Consistent with the Report’s findings and recommendations, the EBA’s Action Plan addresses ten specific actions that the EBA will take – with deadlines specified for each action — “to enhance the future regulatory requirements applicable to dividend arbitrage trading schemes”:

  1. Amend its prudential Guidelines on Internal Governance, “in order to ensure that the management body develop, adopt, adhere to and promote high ethical and professional standards”;
  2. Amend its prudential Guidelines on the Assessment of the Suitability of Members of the Management Body and Key Function Holders, “in order to ensure that tax offences, including where committed through dividend arbitrage schemes, are considered in the assessment”;
  3. Amend its prudential Guidelines on Supervisory Review and Evaluation Process (SREP) with regard to the section on governance, in order to include an appropriate reference to tax crimes, such as dividend arbitrage schemes”;
  4. Monitor “how prudential colleges have followed up, in a risk-based approach, on guidance” with regard to Cum-Ex schemes;
  5. With regard to the EBA’s ongoing consultation on its Guidelines on ML/TF risk factors, assess the responses that the EBA will receive “to identify whether the existing references to tax crimes contained in the draft Guidelines are sufficient to address the risks arising from dividend arbitrage trading schemes”;
  6. Amend its Guidelines on Risk-Based AML/CFT Supervision “to include additional requirements on how AML/CFT competent authorities should, in a risk-based approach, identify, assess and address ML/TF risks associated with tax crimes such as illicit dividend arbitrage schemes”;
  7. Amend its biennial Opinion on ML/TF Risks, by assessing ML/TF risks associated with tax crimes in greater detail than did the previous version of the Opinion;
  8. Continue to allocate, in the EBA’s ongoing multi-annual program of staff-led AML/CFT implementation reviews of AML/CFT competent authorities, “explicit time to authorities’ handling of ML/TF risks associated with tax crimes, where this risk is significant”;
  9. Monitor discussions in AML/CFT supervisory colleges, “and intervene actively as necessary, to ensure that AML/CFT colleges for financial institutions that are exposed to significant ML/TF risks associated with tax crimes, address such risks”; and
  10. Carry out an inquiry, under Article 22 of the EBA Regulation, “into the actions taken by financial institutions and national authorities within their competencies to supervise compliance with requirements applicable to dividend arbitrage trading schemes as amended.”

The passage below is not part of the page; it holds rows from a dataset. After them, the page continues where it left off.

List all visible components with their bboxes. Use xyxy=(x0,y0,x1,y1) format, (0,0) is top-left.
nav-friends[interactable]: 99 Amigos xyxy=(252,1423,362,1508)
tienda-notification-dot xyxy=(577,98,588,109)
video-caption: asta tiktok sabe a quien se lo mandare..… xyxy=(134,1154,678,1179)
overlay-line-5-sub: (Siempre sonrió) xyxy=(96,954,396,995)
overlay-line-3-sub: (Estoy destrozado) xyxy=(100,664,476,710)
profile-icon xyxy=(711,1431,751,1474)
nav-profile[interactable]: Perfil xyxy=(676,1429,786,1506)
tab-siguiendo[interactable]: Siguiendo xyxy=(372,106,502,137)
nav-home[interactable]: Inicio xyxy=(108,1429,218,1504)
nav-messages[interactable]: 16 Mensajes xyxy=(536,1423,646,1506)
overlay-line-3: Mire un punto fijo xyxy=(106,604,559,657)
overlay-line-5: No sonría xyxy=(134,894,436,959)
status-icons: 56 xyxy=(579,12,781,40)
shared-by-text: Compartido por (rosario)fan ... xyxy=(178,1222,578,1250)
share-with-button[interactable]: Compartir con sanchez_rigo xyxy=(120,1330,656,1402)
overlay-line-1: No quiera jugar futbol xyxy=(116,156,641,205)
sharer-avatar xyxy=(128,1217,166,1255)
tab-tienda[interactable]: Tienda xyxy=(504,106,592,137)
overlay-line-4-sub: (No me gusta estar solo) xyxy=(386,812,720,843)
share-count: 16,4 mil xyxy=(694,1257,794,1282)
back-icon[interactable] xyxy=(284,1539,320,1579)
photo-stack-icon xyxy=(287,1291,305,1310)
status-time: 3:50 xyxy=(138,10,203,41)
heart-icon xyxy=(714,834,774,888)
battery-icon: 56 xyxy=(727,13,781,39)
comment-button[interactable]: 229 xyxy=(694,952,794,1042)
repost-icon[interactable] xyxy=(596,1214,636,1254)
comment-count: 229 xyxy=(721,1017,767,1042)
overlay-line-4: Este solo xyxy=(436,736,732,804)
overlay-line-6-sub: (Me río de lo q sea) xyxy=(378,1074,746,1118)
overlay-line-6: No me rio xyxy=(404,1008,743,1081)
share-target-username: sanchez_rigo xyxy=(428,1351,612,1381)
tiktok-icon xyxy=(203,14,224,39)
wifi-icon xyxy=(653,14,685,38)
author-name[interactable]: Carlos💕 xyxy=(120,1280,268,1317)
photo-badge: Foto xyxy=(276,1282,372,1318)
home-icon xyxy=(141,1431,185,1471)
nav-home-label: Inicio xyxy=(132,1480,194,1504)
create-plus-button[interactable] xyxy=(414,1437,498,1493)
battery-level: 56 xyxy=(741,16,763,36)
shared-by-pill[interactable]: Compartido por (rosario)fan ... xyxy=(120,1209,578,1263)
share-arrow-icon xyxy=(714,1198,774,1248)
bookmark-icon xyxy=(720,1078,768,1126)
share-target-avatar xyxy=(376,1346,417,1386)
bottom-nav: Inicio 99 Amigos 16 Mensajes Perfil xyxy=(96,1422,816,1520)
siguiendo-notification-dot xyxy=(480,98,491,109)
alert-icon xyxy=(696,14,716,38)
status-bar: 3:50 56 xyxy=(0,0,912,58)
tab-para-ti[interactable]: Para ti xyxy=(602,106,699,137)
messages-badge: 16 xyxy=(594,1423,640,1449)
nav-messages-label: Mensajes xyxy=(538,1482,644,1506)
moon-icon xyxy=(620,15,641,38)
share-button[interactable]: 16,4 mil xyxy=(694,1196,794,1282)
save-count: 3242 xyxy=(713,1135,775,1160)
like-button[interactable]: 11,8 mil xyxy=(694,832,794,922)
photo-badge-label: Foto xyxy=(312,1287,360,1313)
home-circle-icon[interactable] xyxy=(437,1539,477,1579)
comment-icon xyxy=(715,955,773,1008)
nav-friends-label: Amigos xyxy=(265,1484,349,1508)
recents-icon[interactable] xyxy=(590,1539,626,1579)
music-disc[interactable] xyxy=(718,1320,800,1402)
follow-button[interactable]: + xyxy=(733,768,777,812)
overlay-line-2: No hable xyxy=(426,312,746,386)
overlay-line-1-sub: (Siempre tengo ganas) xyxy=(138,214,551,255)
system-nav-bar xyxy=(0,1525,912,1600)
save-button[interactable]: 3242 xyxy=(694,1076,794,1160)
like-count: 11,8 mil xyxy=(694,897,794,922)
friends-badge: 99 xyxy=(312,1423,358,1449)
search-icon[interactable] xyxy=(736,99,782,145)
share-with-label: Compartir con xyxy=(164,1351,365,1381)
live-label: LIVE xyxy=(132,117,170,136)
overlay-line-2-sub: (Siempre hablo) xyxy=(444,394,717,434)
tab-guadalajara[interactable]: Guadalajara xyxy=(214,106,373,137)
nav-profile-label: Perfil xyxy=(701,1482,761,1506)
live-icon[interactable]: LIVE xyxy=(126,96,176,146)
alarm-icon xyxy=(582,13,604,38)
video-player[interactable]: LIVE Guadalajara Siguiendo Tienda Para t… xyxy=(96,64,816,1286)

Note:  These actions by the EBA represent a concerted effort to rationalize and coordinate efforts within the EU to treat Cum-Ex schemes as tax crimes warranting inclusion in AML/CTF regulation.   Financial institutions subject to EBA regulation should closely read the EBA Report and Action Plan, and promptly review their own AML/CTF compliance programs to identify any components that require revision to provide appropriate risk assessment and timely identification of customer participation in Cum-Ex schemes.  As the Action Plan indicates, both the EBA and national AML/CTF supervisors can be expected to devote substantial effort to addressing such schemes in 2020, 2021, and beyond.